In conclusion, despite the fact that BSF has now concluded in its current form as an innovation project, BSF remains a powerful example of the importance of culturally-adapted approaches in MBCPs. While BSF deliverables significantly suffered as a result of the regular service disruptions, this should not be interpreted as evidence that the model itself was flawed or ineffective. Rather, our experiences provided a critical opportunity for understanding how the intervention could function effectively, if adequately funded.
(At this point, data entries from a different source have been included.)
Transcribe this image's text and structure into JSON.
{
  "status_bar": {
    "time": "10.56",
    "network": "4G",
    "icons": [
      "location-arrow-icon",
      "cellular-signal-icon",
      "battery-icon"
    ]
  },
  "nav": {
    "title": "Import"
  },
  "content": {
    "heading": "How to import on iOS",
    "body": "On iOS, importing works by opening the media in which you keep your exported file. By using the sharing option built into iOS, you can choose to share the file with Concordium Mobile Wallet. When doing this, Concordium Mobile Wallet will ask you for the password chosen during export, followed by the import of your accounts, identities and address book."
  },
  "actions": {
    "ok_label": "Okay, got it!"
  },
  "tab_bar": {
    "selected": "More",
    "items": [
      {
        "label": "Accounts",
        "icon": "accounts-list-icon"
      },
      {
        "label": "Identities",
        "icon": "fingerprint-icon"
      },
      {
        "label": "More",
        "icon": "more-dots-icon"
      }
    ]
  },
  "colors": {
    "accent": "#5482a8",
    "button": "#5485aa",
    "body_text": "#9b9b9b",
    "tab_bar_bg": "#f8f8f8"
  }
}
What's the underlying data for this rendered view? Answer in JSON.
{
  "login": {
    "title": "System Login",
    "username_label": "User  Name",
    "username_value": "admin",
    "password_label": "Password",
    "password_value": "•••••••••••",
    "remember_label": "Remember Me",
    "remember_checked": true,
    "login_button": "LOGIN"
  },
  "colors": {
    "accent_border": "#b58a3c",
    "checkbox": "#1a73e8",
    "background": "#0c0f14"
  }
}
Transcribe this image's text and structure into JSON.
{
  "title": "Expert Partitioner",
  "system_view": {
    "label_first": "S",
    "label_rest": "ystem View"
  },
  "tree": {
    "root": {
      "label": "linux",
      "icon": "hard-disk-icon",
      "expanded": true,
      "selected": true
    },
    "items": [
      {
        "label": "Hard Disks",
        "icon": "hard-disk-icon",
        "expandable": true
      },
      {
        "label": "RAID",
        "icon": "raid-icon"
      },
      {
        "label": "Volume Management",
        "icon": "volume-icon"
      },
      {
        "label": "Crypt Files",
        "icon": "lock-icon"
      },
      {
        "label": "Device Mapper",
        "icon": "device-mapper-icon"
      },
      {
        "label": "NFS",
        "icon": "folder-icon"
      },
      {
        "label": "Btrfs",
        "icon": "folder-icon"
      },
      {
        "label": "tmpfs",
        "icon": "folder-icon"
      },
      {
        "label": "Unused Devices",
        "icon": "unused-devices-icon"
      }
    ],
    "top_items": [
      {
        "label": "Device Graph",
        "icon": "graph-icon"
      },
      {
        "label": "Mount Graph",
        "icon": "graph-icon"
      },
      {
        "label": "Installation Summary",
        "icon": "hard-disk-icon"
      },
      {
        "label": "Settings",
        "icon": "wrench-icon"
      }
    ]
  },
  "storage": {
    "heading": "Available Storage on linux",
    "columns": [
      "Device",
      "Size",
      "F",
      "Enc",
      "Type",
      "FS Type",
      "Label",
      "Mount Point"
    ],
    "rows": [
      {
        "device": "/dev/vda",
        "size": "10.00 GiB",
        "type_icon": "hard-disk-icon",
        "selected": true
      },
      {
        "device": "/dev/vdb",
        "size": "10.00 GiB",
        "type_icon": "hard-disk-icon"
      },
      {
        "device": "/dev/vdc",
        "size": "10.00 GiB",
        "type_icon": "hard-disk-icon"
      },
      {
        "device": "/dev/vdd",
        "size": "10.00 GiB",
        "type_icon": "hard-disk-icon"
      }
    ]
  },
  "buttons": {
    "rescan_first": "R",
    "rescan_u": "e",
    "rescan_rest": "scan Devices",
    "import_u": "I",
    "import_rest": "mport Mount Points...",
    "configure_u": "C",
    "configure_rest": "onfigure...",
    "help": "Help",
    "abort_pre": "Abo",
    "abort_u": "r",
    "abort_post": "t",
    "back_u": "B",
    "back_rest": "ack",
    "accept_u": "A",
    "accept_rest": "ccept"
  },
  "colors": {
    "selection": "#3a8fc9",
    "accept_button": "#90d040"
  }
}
By addressing the cultural, legal, and societal complexities faced by participants, the program fostered engagement, self-reflection, and positive behavioural change. However, its ending highlights a key lesson: without adequate, sustained funding and support, even the most promising initiatives are at risk. The program’s emphasis on inclusivity, representation, and capacity-building not only addressed the needs of diverse communities, but also aimed to strengthen the broader service delivery landscape. BSF demonstrates that while cultural adaptation is essential for equitable and effective MBCPs, long-term success depends on stable funding and structural support to ensure lasting impact for men from all backgrounds.